The conference explored different issues of Ibadi theology from the early beginnings until the present day and specifically focused on the formative period of Ibadi theology, the transformation period and the theological discourse. The Ibadis are a moderate branch, and today the only survivors, of the Khawarij, the oldest Islamic sect. At present, they form the main part of the population in Oman, in the oases of Mzab in Algeria, of Zawara and Jabal Nafusa in Tripolitania, in the island of Jerba in Tunisia while small groups are also found in the island of Zanzibar. Ibadi Islam emerged in the early Islamic period and played a pivotal role into the development of Islamic law and theology. Today it continues to be an influential force in the contemporary Middle East and North Africa. Despite its antiquity and its vitality, Ibadi Islam has often been misunderstood and remains little known.
The Conference aimed at redressing this gap by introducing the distinctive theological teachings of this influential Islamic school to a broad public, specialists and non specialists alike.
The Ibadi theology has attracted the attention of Italian scholars, most of them based at the University of Naples "L'Orientale", since the middle of last century. The pivotal works by Carlo Alfonso Nallino, Laura Vecchia Vaglieri and Roberto Rubinacci opened the way for a better understanding of Ibadism, but interpretation still remains essentially open and Ibadi studies still deserve much more attention. The history of Ibadism in the first six Islamic centuries is essential for understanding the evolution of both religious institutions and practical law in the Muslim world. The early Ibadi doctrine is, as Ignaz Goldziher and Carlo Alfonso Nallino pointed out, definitely of Mu'tazili origin, but when and where this influence made itself felt is a question which has not yet been settled. It may have originated among the eastern Ibadis in Basra which was their spiritual home, and have been transmitted thence to the West as a result of the intellectual contact between eastern and western Ibadi.

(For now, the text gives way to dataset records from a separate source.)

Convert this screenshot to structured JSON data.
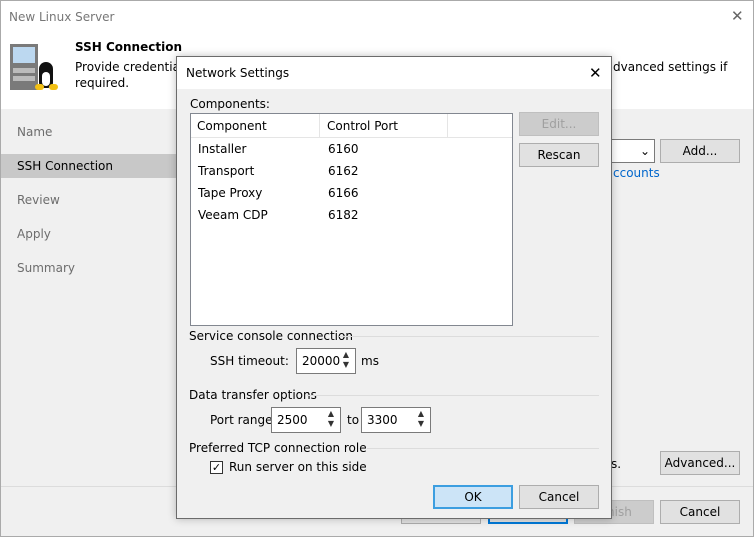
{
  "window": {
    "title": "New Linux Server",
    "close": "✕"
  },
  "header": {
    "title": "SSH Connection",
    "desc_left": "Provide credentials",
    "desc_right": "dvanced settings if",
    "desc_line2": "required."
  },
  "nav": [
    "Name",
    "SSH Connection",
    "Review",
    "Apply",
    "Summary"
  ],
  "background": {
    "add": "Add...",
    "accounts_link": "ccounts",
    "note": "s.",
    "advanced": "Advanced...",
    "finish": "nish",
    "cancel": "Cancel"
  },
  "dialog": {
    "title": "Network Settings",
    "close": "✕",
    "components_label": "Components:",
    "columns": [
      "Component",
      "Control Port"
    ],
    "rows": [
      {
        "name": "Installer",
        "port": "6160"
      },
      {
        "name": "Transport",
        "port": "6162"
      },
      {
        "name": "Tape Proxy",
        "port": "6166"
      },
      {
        "name": "Veeam CDP",
        "port": "6182"
      }
    ],
    "edit": "Edit...",
    "rescan": "Rescan",
    "service_group": "Service console connection",
    "ssh_timeout_label": "SSH timeout:",
    "ssh_timeout": "20000",
    "ms": "ms",
    "data_group": "Data transfer options",
    "port_range_label": "Port range:",
    "port_from": "2500",
    "to": "to",
    "port_to": "3300",
    "tcp_group": "Preferred TCP connection role",
    "run_server": "Run server on this side",
    "run_server_checked": true,
    "ok": "OK",
    "cancel": "Cancel"
  }
}
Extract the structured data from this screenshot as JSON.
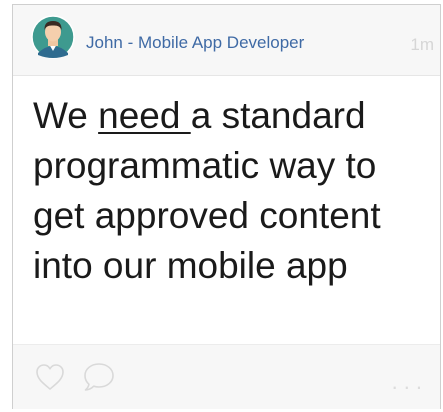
{
  "post": {
    "author": "John - Mobile App Developer",
    "timestamp": "1m",
    "text": {
      "before": "We ",
      "underlined": "need ",
      "after": "a standard programmatic way to get approved content into our mobile app"
    }
  },
  "footer": {
    "like_icon": "heart-outline-icon",
    "comment_icon": "speech-bubble-icon",
    "more_label": "..."
  },
  "colors": {
    "author": "#3f6aa5",
    "timestamp": "#d6d6d6",
    "header_bg": "#f7f7f7",
    "avatar_bg": "#3e9a8f"
  }
}
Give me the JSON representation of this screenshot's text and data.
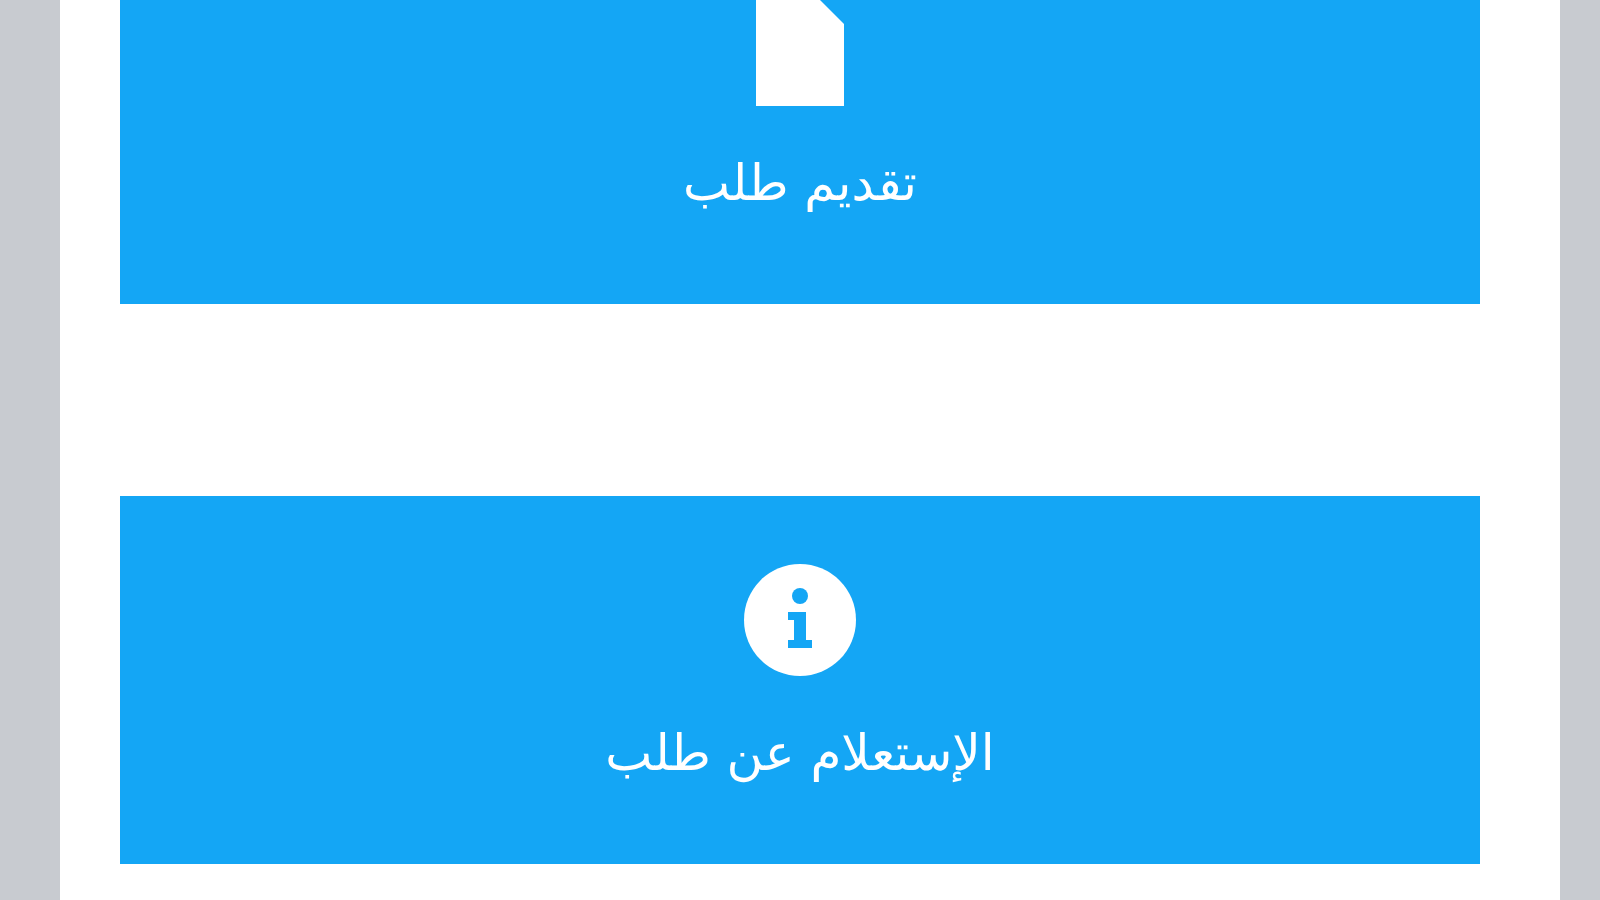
{
  "buttons": [
    {
      "kind": "document",
      "label": "تقديم طلب"
    },
    {
      "kind": "info",
      "label": "الإستعلام عن طلب"
    }
  ]
}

Later on, Ibadism increasingly converged towards Sunni-Ash'ari norms in parallel with the evolution of Ibadi identity as a madhhab.
The Naples Conference dealt with a series of cases, from different periods and different sources: Using an interdisciplinary approach, speakers addressed questions such as dogma and creed, conception of faith, theological controversies, reassessment of theological sources, the Ibadi "modernism" in last century Oman and North Africa. Four themes were treated: "Reading and Rereading Ibadi Sources", "The Ibadi Theological Discourse", "Contemporary Ibadi Theology", "Studies on Ibadism. Past, Present and Future Perspectives" by 27 speakers from Algeria, Canada, France, Germany, Great Britain, Greece, Israel, Italy, Lebanon, Oman, Tunisia, Ukraine and USA.
The morning Conference panels have been opened by Keynote Speakers (Wilfred Madelung/Oxford, Josef van Ess/Tübingen, Radwan Al-Sayed/Beirut, John Wilkinson/Oxford) who discussed crucial question concerning the Ibadi theological discourse and the construction of the Ibadi identity, and the Conference closed with a lively debate among all the speakers and experts in the field on the future of studies in Ibadism.
The Conference proceedings will be entirely edited in a high-quality publication. An International Scientific Board is in charge of conference organization, selection of participants, and critical reading of the papers.